In the literature it is also reported that the contraction of the muscles of the jaw occurs 14 times more often during sleep in patients with tension-type headache, compared to the control group, with no headaches (39, 40).

Fernandez et al (41) found a significant correlation between sleep bruxism (SB) and chronic migraine, also a further study revealed that 83.3% of patients with SB had a diagnosis of headache. Patients with TMD and SB are also very inclined to have headaches (42).

The pathogenetic mechanism that connects the start of the parafunction of headache is not entirely known. According to some authors (43), during the night the mechanism parafunctional, creating a burden of disease at the level of the structures of the TMJ, generates the release of pro-inflammatory factors (prostaglandine E2, interleukin-1 and 6, tumor necrosis factor, nitric oxide, etc.) that would act as a trigger for headaches. These substances do not act directly, but rather the headache appears to be an indirect effect of their presence. Based on the evidence, the exogenous administration of these triggers can push a highly regulated system out of balance, triggering a cascade of neurochemical changes that eventually leads to a migraine attack.

Depression and mood disorders

Many studies suggest that psychosocial factors such as depression, stress, anxiety, alexithymia (difficulty describing or recognize emotions, a constriction general affective and fantasy life), and catastrophizing (waiting or worrying about major negative consequences a situation, even one of lesser importance) play a role in the preparation, initiation and perpetuation of TMD and in the response of patients to treatment TMD (44, 45).

Psychiatric diagnosis is associated with the conversion of episodic migraine to chronic migraine (46).

Patients with headaches are more likely to develop depression and patients with depression have a higher chance of developing migraines (47).

In the study of Glaros et al (38) patients with headache dysfunctional reported high levels of depression and somatization in population control, no headaches.

The pain can be non-specific symptoms of psychosocial dysfunction, depression and somatization (48).

Comorbidity of psychiatric disorders in headache and TMD is in fact a well-known clinical phenomenon (49-51), so the presence of psychiatric disorders could be considered a risk factor for the development of both the DTM that headache.

Among the possible associative etiopathogenesis between TMD and Headache, the literature stated that (52):

  • TMD can function as an independent source of pain
  • TMD can worsen existing primary headaches
  • TMD can be a risk factor for chronic headache through a mechanism of central sensitization
  • Headache can lead to activation of the trigeminal system by increasing the propensity to TMJ pain in susceptible individuals.

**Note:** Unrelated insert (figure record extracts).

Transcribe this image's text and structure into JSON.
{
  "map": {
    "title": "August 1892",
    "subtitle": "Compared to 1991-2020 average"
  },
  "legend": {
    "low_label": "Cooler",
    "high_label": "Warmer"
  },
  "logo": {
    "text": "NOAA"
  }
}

Headaches and TMD diseases are very common and with overlapping signs and symptoms, they share many risk factors: genetics and morphological alterations, female gender, adulthood, mood and functional habits.

These risk factors, if present, may contribute to a deterioration in the quality of life of the patients.

In clinical settings becomes very important to intercept these risk factors in dysfunctional patients and/or with headache, to set treatment protocols aimed at improvement of the clinical conditions both in acute than in chronic.